The costs of the strike were severe, but network officials have said that the league would provide "economic relief" to make up for lost advertising revenue. The three networks pay the NFL about $21 million a week for regular season games; industry analysts estimate that NFL games attract between $20 million and $25 million a week in ad revenue for the networks. The losses, then, break down this way, according to analysts:

For the weekend of Sept. 27-28, when games were canceled, the networks lost between $20 million and $25 million in ad revenue (although some ad dollars were redirected into other network programming).

For each of the past two weeks, when replacement games were played, the networks lost between $6 million and $10 million in ad revenue.

This coming weekend, network ad losses might be slightly lower than the past two weeks, with some sponsors returning in anticipation of larger audiences.

Although the networks stand to gain if the regular players return this weekend, network officials contacted yesterday at NBC and CBS said they had not lobbied the league to get the union teams back on the field immediately. Officials of both networks said they have stayed on the sidelines from the beginning of the dispute.
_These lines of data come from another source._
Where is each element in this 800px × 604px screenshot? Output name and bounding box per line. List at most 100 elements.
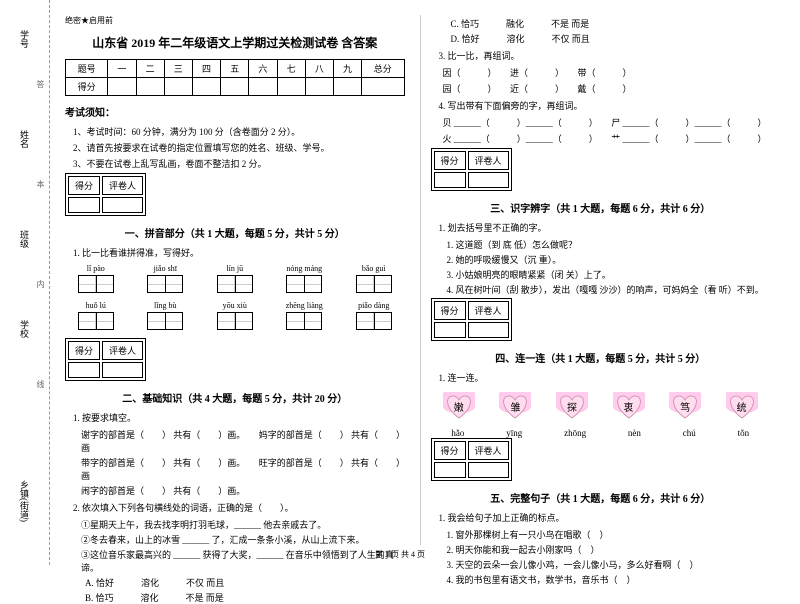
score-header: 四	[192, 60, 220, 78]
q-text: 4. 写出带有下面偏旁的字，再组词。	[431, 99, 771, 112]
sub-line: 因（ ） 进（ ） 带（ ）	[431, 66, 771, 79]
pinyin-label: huǒ lú	[65, 301, 127, 310]
pinyin-label: lǐng bù	[135, 301, 197, 310]
margin-label-class: 班级	[18, 230, 31, 248]
pinyin-item: jiǎo shī	[135, 264, 197, 296]
sub-line: 火 ______（ ）______（ ） 艹 ______（ ）______（ …	[431, 132, 771, 145]
heart-char: 笃	[669, 392, 701, 420]
tian-grid	[147, 275, 183, 293]
score-cell	[362, 78, 404, 96]
pinyin-option: hǎo	[451, 428, 464, 438]
notice-title: 考试须知：	[65, 104, 405, 119]
score-cell	[305, 78, 333, 96]
secrecy-tag: 绝密★启用前	[65, 15, 405, 26]
score-header: 八	[305, 60, 333, 78]
option: C. 恰巧 融化 不是 而是	[431, 17, 771, 30]
part4-title: 四、连一连（共 1 大题，每题 5 分，共计 5 分）	[431, 350, 771, 365]
sub-line: 闹字的部首是（ ） 共有（ ）画。	[65, 484, 405, 497]
score-cell: 得分	[66, 78, 108, 96]
option: A. 恰好 溶化 不仅 而且	[65, 576, 405, 589]
pinyin-option: tǒn	[738, 428, 750, 438]
pinyin-option: nèn	[628, 428, 641, 438]
margin-label-town: 乡镇(街道)	[18, 480, 31, 522]
margin-label-school: 学校	[18, 320, 31, 338]
heart-char: 探	[556, 392, 588, 420]
pinyin-label: yōu xiù	[204, 301, 266, 310]
pinyin-label: lín jū	[204, 264, 266, 273]
heart-char: 雏	[499, 392, 531, 420]
pinyin-label: jiǎo shī	[135, 264, 197, 273]
tian-grid	[356, 312, 392, 330]
score-header: 二	[136, 60, 164, 78]
part3-title: 三、识字辨字（共 1 大题，每题 6 分，共计 6 分）	[431, 200, 771, 215]
sub-line: 2. 明天你能和我一起去小刚家吗（ ）	[431, 543, 771, 556]
pinyin-item: zhēng liàng	[274, 301, 336, 333]
score-header: 七	[277, 60, 305, 78]
notice-line: 1、考试时间：60 分钟，满分为 100 分（含卷面分 2 分）。	[65, 125, 405, 138]
heart-char: 嫩	[443, 392, 475, 420]
score-cell	[277, 78, 305, 96]
sub-line: 4. 风在树叶间（刮 散步），发出（嘎嘎 沙沙）的响声，可妈妈全（看 听）不到。	[431, 283, 771, 296]
tian-grid	[286, 312, 322, 330]
score-cell	[249, 78, 277, 96]
right-column: C. 恰巧 融化 不是 而是 D. 恰好 溶化 不仅 而且 3. 比一比，再组词…	[421, 15, 781, 545]
pinyin-item: piǎo dàng	[343, 301, 405, 333]
pinyin-item: huǒ lú	[65, 301, 127, 333]
notice-line: 3、不要在试卷上乱写乱画，卷面不整洁扣 2 分。	[65, 157, 405, 170]
pinyin-item: yōu xiù	[204, 301, 266, 333]
sub-line: 3. 小姑娘明亮的眼睛紧紧（闭 关）上了。	[431, 268, 771, 281]
tian-grid	[217, 312, 253, 330]
score-box: 得分评卷人	[431, 438, 512, 481]
score-cell	[192, 78, 220, 96]
q-text: 1. 比一比看谁拼得准，写得好。	[65, 246, 405, 259]
tian-grid	[286, 275, 322, 293]
pinyin-item: nóng máng	[274, 264, 336, 296]
part5-title: 五、完整句子（共 1 大题，每题 6 分，共计 6 分）	[431, 490, 771, 505]
pinyin-item: lín jū	[204, 264, 266, 296]
q-text: 3. 比一比，再组词。	[431, 49, 771, 62]
sub-line: 园（ ） 近（ ） 戴（ ）	[431, 82, 771, 95]
score-header: 题号	[66, 60, 108, 78]
option: D. 恰好 溶化 不仅 而且	[431, 32, 771, 45]
sub-line: ②冬去春来，山上的冰雪 ______ 了，汇成一条条小溪，从山上流下来。	[65, 533, 405, 546]
pinyin-item: lǐ pào	[65, 264, 127, 296]
tian-grid	[78, 275, 114, 293]
exam-title: 山东省 2019 年二年级语文上学期过关检测试卷 含答案	[65, 34, 405, 51]
score-header: 五	[221, 60, 249, 78]
sub-line: 带字的部首是（ ） 共有（ ）画。 旺字的部首是（ ） 共有（ ）画	[65, 456, 405, 482]
margin-hint: 线	[35, 380, 46, 388]
sub-line: 4. 我的书包里有语文书，数学书，音乐书（ ）	[431, 573, 771, 586]
q-text: 2. 依次填入下列各句横线处的词语，正确的是（ ）。	[65, 501, 405, 514]
pinyin-option: chú	[683, 428, 696, 438]
page-footer: 第 1 页 共 4 页	[375, 549, 425, 560]
sub-line: 2. 她的呼吸缓慢又（沉 重）。	[431, 253, 771, 266]
heart-char: 统	[726, 392, 758, 420]
sub-line: 1. 这道题（到 底 低）怎么做呢？	[431, 238, 771, 251]
q-text: 1. 连一连。	[431, 371, 771, 384]
tian-grid	[147, 312, 183, 330]
score-box: 得分评卷人	[65, 338, 146, 381]
tian-grid	[78, 312, 114, 330]
pinyin-label: zhēng liàng	[274, 301, 336, 310]
score-header: 三	[164, 60, 192, 78]
notice-line: 2、请首先按要求在试卷的指定位置填写您的姓名、班级、学号。	[65, 141, 405, 154]
score-cell	[108, 78, 136, 96]
pinyin-item: bǎo guì	[343, 264, 405, 296]
score-box: 得分评卷人	[431, 298, 512, 341]
pinyin-item: lǐng bù	[135, 301, 197, 333]
q-text: 1. 我会给句子加上正确的标点。	[431, 511, 771, 524]
margin-label-id: 学号	[18, 30, 31, 48]
score-box: 得分评卷人	[65, 173, 146, 216]
pinyin-option: zhōng	[564, 428, 586, 438]
score-cell	[164, 78, 192, 96]
score-header: 总分	[362, 60, 404, 78]
q-text: 1. 划去括号里不正确的字。	[431, 221, 771, 234]
part1-title: 一、拼音部分（共 1 大题，每题 5 分，共计 5 分）	[65, 225, 405, 240]
margin-label-name: 姓名	[18, 130, 31, 148]
margin-hint: 内	[35, 280, 46, 288]
heart-char: 衷	[613, 392, 645, 420]
pinyin-label: nóng máng	[274, 264, 336, 273]
q-text: 1. 按要求填空。	[65, 411, 405, 424]
left-column: 绝密★启用前 山东省 2019 年二年级语文上学期过关检测试卷 含答案 题号一二…	[55, 15, 421, 545]
margin-hint: 本	[35, 180, 46, 188]
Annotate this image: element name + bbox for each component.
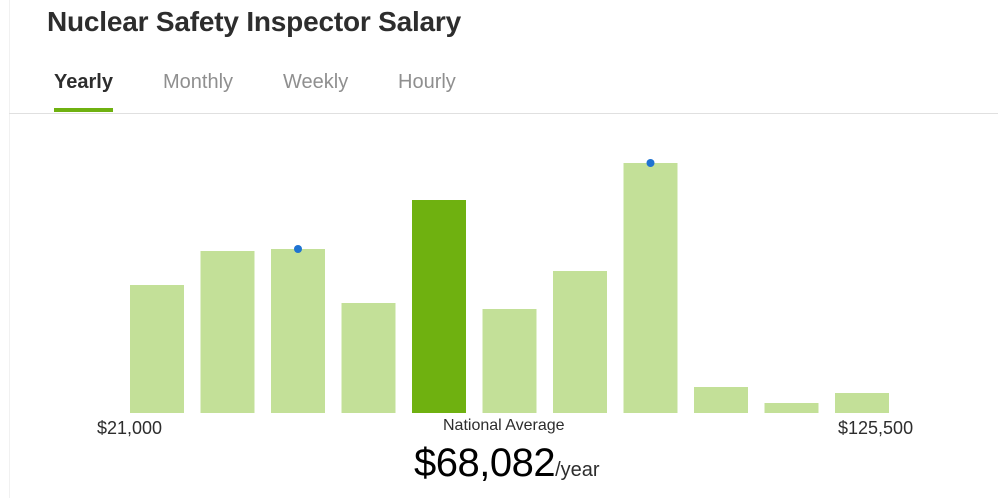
histogram-bar[interactable] <box>130 285 184 413</box>
period-tabs: Yearly Monthly Weekly Hourly <box>9 64 998 114</box>
bar-marker-dot <box>294 245 302 253</box>
tab-hourly[interactable]: Hourly <box>398 71 456 93</box>
histogram-bar[interactable] <box>341 303 396 413</box>
histogram-bar[interactable] <box>835 393 889 413</box>
histogram-bar[interactable] <box>271 249 325 413</box>
histogram-bar[interactable] <box>553 271 607 413</box>
tab-yearly[interactable]: Yearly <box>54 64 113 112</box>
national-average-label: National Average <box>443 417 565 434</box>
page-title: Nuclear Safety Inspector Salary <box>47 6 461 37</box>
national-average: $68,082/year <box>414 441 600 486</box>
axis-max-label: $125,500 <box>838 418 914 438</box>
national-average-value: $68,082 <box>414 441 556 485</box>
histogram-bar-average[interactable] <box>412 200 466 413</box>
histogram-bar[interactable] <box>200 251 255 413</box>
bar-marker-dot <box>646 159 655 167</box>
histogram-bar[interactable] <box>623 163 678 413</box>
left-divider <box>9 0 10 498</box>
national-average-unit: /year <box>555 459 600 481</box>
histogram-bar[interactable] <box>482 309 537 413</box>
tab-weekly[interactable]: Weekly <box>283 71 349 93</box>
histogram-bar[interactable] <box>694 387 748 413</box>
axis-min-label: $21,000 <box>97 418 163 438</box>
tab-monthly[interactable]: Monthly <box>163 71 234 93</box>
histogram-bar[interactable] <box>764 403 819 413</box>
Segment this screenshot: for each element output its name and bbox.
As in '82, the question remains how deep the wounds are from a strike almost nobody wanted.

"It's hurt the networks and it's hurt the advertisers who had to go to other marketing plans to get out their product," Mandel said. "Plus, the networks are going to lose even more money than they have already. Let's say I'm an advertiser with an understanding I'll get a 15 rating later in the year. Let's say they do even a 14 -- that's more money right there they've got to make up to me."

"I think everybody's a loser," Schanzer said. "Nobody wins in this situation. We knew that from the beginning. That's what's sad . . . Without taking sides, you wish there were a way that sport could retain its traditional place in American society. NBC Sports is a lot better at covering sporting events than labor disputes. Unfortunately, in the last few years, network sports divisions find themselves concerned more with labor affairs than sporting events."